Comparative advantage
Comparative advantage is the principle that parties gain from trade by specialising in what they produce at the lowest relative cost.
The most counterintuitive idea in economics is that a country can gain by importing goods it could make more cheaply itself. That is comparative advantage.
Comparative advantage is the principle that parties gain from trade by specialising in producing what they can make at the lowest relative, or opportunity, cost, even if one party is better at producing everything. It is the foundation of the case for trade, and one of the least intuitive ideas in the discipline.
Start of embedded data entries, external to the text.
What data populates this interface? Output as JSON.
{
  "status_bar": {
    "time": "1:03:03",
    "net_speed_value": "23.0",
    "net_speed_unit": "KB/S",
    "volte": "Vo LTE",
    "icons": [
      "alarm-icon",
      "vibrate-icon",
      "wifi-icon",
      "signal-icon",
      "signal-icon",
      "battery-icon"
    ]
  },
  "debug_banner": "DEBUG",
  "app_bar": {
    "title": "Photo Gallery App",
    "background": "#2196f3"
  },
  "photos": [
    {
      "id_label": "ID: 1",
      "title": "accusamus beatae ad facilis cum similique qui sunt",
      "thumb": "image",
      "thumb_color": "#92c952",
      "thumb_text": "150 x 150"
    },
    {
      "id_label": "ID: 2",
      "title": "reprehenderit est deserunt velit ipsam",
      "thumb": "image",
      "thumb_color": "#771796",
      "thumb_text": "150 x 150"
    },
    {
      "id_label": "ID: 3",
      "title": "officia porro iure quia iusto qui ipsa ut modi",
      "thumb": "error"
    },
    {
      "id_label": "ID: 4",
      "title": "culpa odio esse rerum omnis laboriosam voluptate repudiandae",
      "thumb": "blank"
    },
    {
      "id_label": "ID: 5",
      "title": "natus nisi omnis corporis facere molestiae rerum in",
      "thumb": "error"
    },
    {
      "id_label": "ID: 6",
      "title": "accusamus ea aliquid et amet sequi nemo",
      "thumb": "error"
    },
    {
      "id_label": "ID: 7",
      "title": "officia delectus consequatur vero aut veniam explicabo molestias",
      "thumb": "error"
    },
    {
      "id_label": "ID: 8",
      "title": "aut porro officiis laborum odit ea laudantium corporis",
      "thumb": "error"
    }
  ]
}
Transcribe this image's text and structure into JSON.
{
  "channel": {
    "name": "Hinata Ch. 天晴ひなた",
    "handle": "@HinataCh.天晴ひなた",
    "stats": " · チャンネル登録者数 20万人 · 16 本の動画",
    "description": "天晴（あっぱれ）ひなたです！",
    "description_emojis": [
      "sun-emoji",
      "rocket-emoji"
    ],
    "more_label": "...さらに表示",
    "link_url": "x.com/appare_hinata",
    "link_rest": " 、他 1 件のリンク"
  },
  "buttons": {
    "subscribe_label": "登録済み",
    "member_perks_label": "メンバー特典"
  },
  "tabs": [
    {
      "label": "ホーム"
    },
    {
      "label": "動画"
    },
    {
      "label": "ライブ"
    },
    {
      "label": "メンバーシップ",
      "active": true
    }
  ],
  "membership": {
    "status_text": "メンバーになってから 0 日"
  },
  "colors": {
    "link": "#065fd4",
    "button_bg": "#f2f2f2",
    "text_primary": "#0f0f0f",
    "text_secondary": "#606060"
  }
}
Relative, not absolute, cost
The key word is relative. A country might be more efficient than another at producing both cloth and wine in absolute terms, yet it still pays both to specialise and trade. What matters is not who is better in absolute terms but who gives up less to produce a given good, the opportunity cost. The less-efficient country has a comparative advantage in whatever it is least bad at, and by specialising there and trading, both countries end up with more than if each tried to make everything.
The gains that surprise people
This is why even a country, or a person, that is worse at everything still benefits from trade, a result that startles almost everyone on first encounter. A brilliant lawyer who also types faster than any assistant should still hire the assistant and spend the time on law, because the opportunity cost of typing, in lost legal fees, is too high. The same logic scales from individuals to nations: specialise where your relative cost is lowest, trade for the rest, and the total produced rises.
Why it is resisted
Comparative advantage makes the case that trade is positive-sum, yet it is perennially resisted, partly because its logic is unintuitive and partly because its gains, though larger in total, are unevenly distributed. The displaced cloth-makers feel the loss sharply while the diffuse gains to consumers go unnoticed. The theory establishes that trade enlarges the pie; it does not promise that everyone gets a bigger slice, which is the political crux trade debates keep returning to.
Comparative advantage is among the most important and most misunderstood ideas in economics. It explains why specialisation and exchange make the world richer, and its frequent rejection in favour of the intuitive but mistaken focus on absolute advantage is a standing demonstration of how counterintuitive sound economics can be.